Моя настоящая дружба с миссис Голдберг началась, когда мне исполнилось восемь лет, и даже после поступления в колледж я навещала ее по крайней мере раз в месяц. Я любила ее больше, чем нуждалась в ней, но я и нуждалась в ней. Ее жизнь была такой замечательной, что возможность прикоснуться к ней делала меня богаче, внушала надежду, когда я сама не могла разобраться со своими делами.
Туман появился, когда я училась на последнем курсе колледжа. Сначала еле заметная дымка, которая с годами сгущалась. Альцгеймер, решила я, хотя никто, ни мои родители, ни ее дети никогда не произносили этого слова в моем присутствии. Я понимала, что бесполезно валить все на природу, и представляла себе плохие гены, забравшиеся в какую-то далекую хромосому, как в дом, и проклинала их от души. Невозможно не видеть злого умысла в этой ужасной болезни, доставшейся на долю именно этой женщине, человеку, который был копилкой, ларчиком для драгоценностей (простите мою не слишком удачную метафору), где хранилось столько воспоминаний, удивительных и уникальных, настоящие яйца Фаберже с воспоминаниями. Ее дети выбрали пансионат для пожилых людей с медицинским обслуживанием, расположенный в чаше долины в горах Блю-Ридж, довольно близко от наших мест. Она и думать не хотела о том, чтобы продать дом, поэтому они и не стали этого делать. Ее дочь Руфь позвонила мне в Филадельфию.
— Она хочет, чтобы вы помогли ей выбрать вещи, которые бы она могла взять с собой.
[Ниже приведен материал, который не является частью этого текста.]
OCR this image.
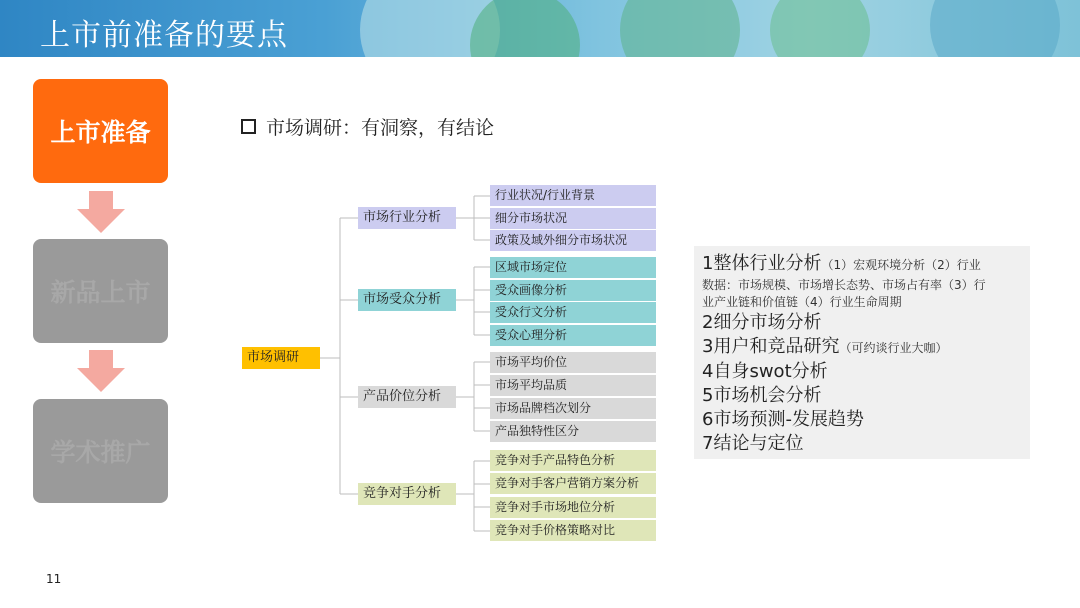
上市前准备的要点
上市准备
新品上市
学术推广
市场调研：有洞察，有结论
市场调研
市场行业分析
市场受众分析
产品价位分析
竞争对手分析
行业状况/行业背景
细分市场状况
政策及域外细分市场状况
区域市场定位
受众画像分析
受众行文分析
受众心理分析
市场平均价位
市场平均品质
市场品牌档次划分
产品独特性区分
竞争对手产品特色分析
竞争对手客户营销方案分析
竞争对手市场地位分析
竞争对手价格策略对比
1整体行业分析（1）宏观环境分析（2）行业
数据：市场规模、市场增长态势、市场占有率（3）行
业产业链和价值链（4）行业生命周期
2细分市场分析
3用户和竞品研究（可约谈行业大咖）
4自身swot分析
5市场机会分析
6市场预测-发展趋势
7结论与定位
11
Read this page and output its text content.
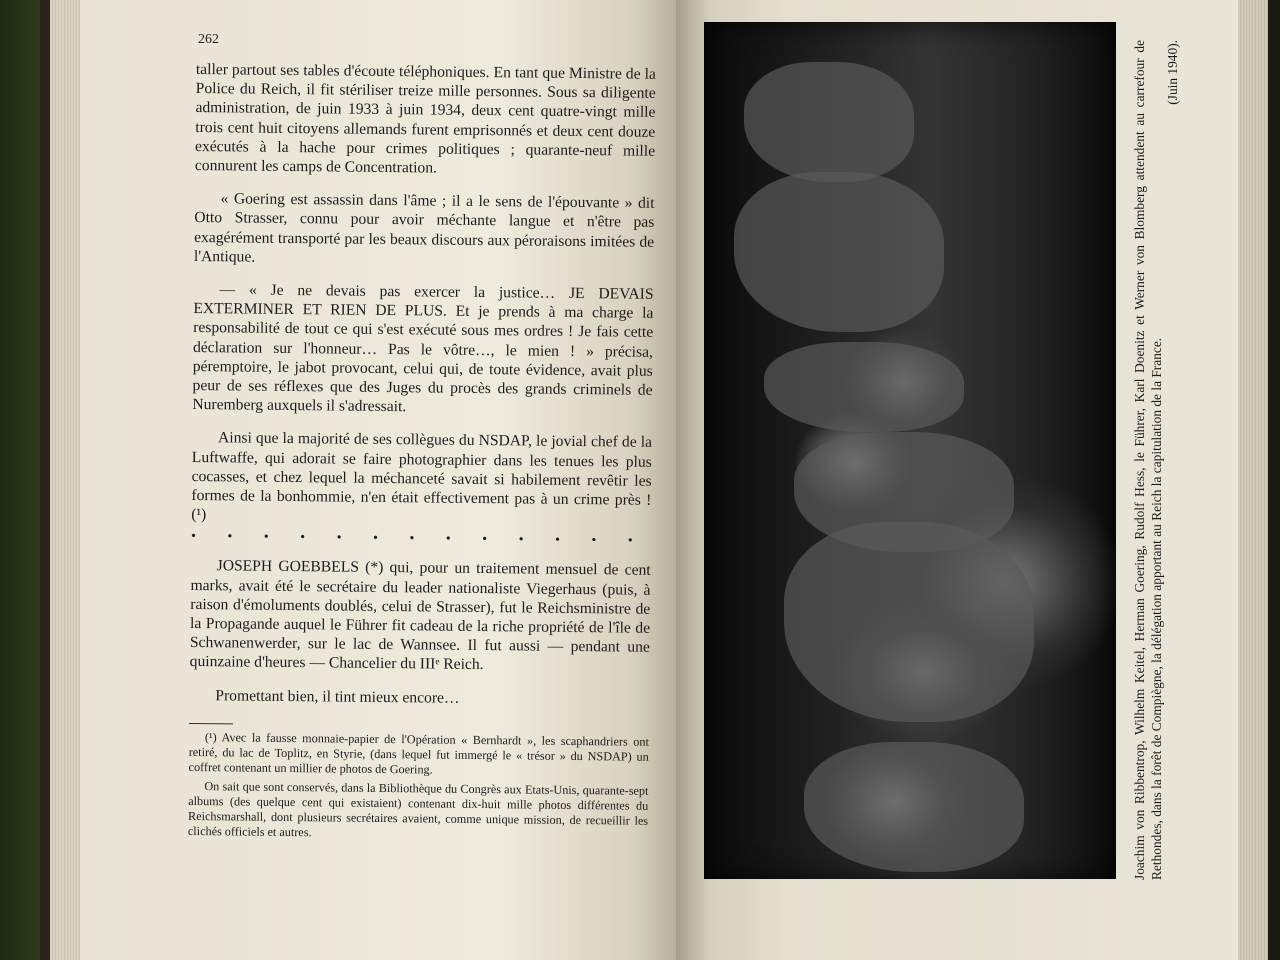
262

taller partout ses tables d'écoute téléphoniques. En tant que Ministre de la Police du Reich, il fit stériliser treize mille personnes. Sous sa diligente administration, de juin 1933 à juin 1934, deux cent quatre-vingt mille trois cent huit citoyens allemands furent emprisonnés et deux cent douze exécutés à la hache pour crimes politiques ; quarante-neuf mille connurent les camps de Concentration.

« Goering est assassin dans l'âme ; il a le sens de l'épouvante » dit Otto Strasser, connu pour avoir méchante langue et n'être pas exagérément transporté par les beaux discours aux péroraisons imitées de l'Antique.

— « Je ne devais pas exercer la justice… JE DEVAIS EXTERMINER ET RIEN DE PLUS. Et je prends à ma charge la responsabilité de tout ce qui s'est exécuté sous mes ordres ! Je fais cette déclaration sur l'honneur… Pas le vôtre…, le mien ! » précisa, péremptoire, le jabot provocant, celui qui, de toute évidence, avait plus peur de ses réflexes que des Juges du procès des grands criminels de Nuremberg auxquels il s'adressait.

Ainsi que la majorité de ses collègues du NSDAP, le jovial chef de la Luftwaffe, qui adorait se faire photographier dans les tenues les plus cocasses, et chez lequel la méchanceté savait si habilement revêtir les formes de la bonhommie, n'en était effectivement pas à un crime près ! (¹)

• • • • • • • • • • • • •

JOSEPH GOEBBELS (*) qui, pour un traitement mensuel de cent marks, avait été le secrétaire du leader nationaliste Viegerhaus (puis, à raison d'émoluments doublés, celui de Strasser), fut le Reichsministre de la Propagande auquel le Führer fit cadeau de la riche propriété de l'île de Schwanenwerder, sur le lac de Wannsee. Il fut aussi — pendant une quinzaine d'heures — Chancelier du IIIᵉ Reich.

Promettant bien, il tint mieux encore…

(¹) Avec la fausse monnaie-papier de l'Opération « Bernhardt », les scaphandriers ont retiré, du lac de Toplitz, en Styrie, (dans lequel fut immergé le « trésor » du NSDAP) un coffret contenant un millier de photos de Goering.

On sait que sont conservés, dans la Bibliothèque du Congrès aux Etats-Unis, quarante-sept albums (des quelque cent qui existaient) contenant dix-huit mille photos différentes du Reichsmarshall, dont plusieurs secrétaires avaient, comme unique mission, de recueillir les clichés officiels et autres.	Joachim von Ribbentrop, Wilhelm Keitel, Herman Goering, Rudolf Hess, le Führer, Karl Doenitz et Werner von Blomberg attendent au carrefour de Rethondes, dans la forêt de Compiègne, la délégation apportant au Reich la capitulation de la France.
(Juin 1940).
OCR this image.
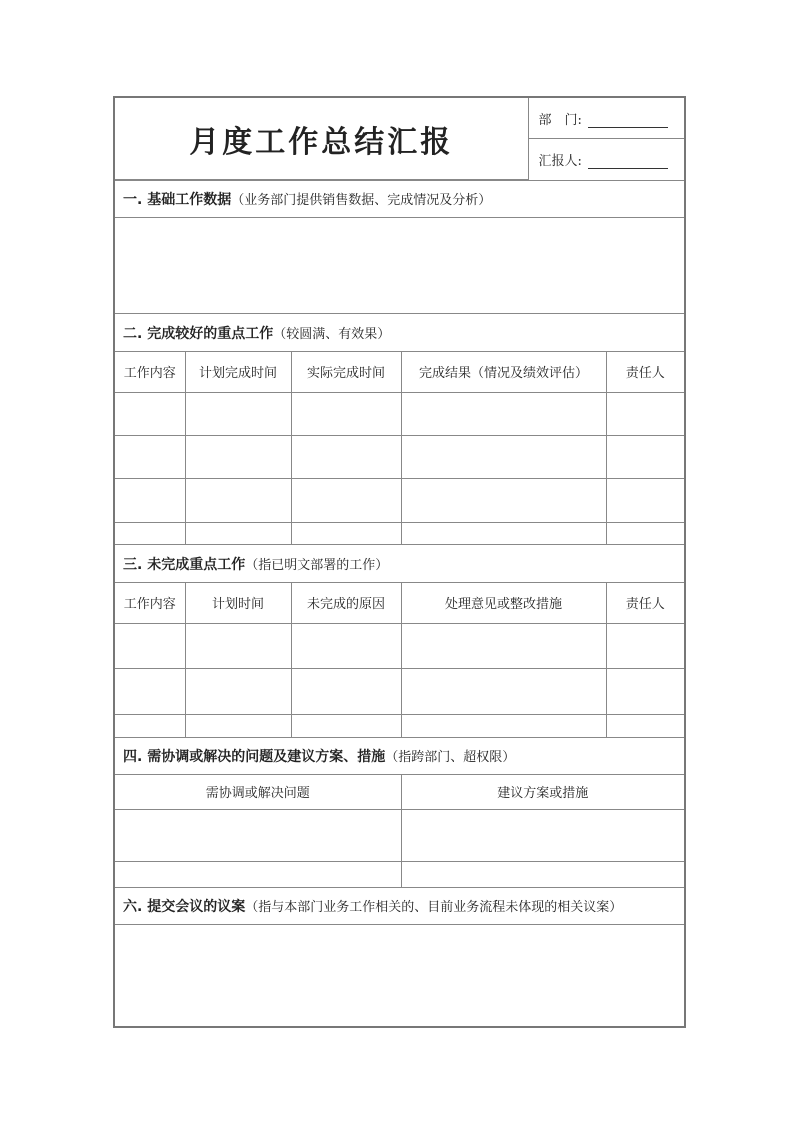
月度工作总结汇报	部　门:
汇报人:

一. 基础工作数据（业务部门提供销售数据、完成情况及分析）

二. 完成较好的重点工作（较圆满、有效果）

工作内容	计划完成时间	实际完成时间	完成结果（情况及绩效评估）	责任人

三. 未完成重点工作（指已明文部署的工作）

工作内容	计划时间	未完成的原因	处理意见或整改措施	责任人

四. 需协调或解决的问题及建议方案、措施（指跨部门、超权限）

需协调或解决问题	建议方案或措施

六. 提交会议的议案（指与本部门业务工作相关的、目前业务流程未体现的相关议案）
Только не очень много, — предостерегла Руфь. И я поехала.
День выдался славным. На самом деле день был ужасным, хорошим он был только потому, что болезнь миссис Голдберг немного отступила, чтобы мы могли набрать из ее пещеры Али-Бабы одну маленькую коробку сокровищ. Перед моим отъездом она подарила мне перчатки.
— Они принадлежали моей матери, теперь они твои, дитя моего сердца, — сказала она. Хороший день, прекрасный подарок, но как жестока жизнь.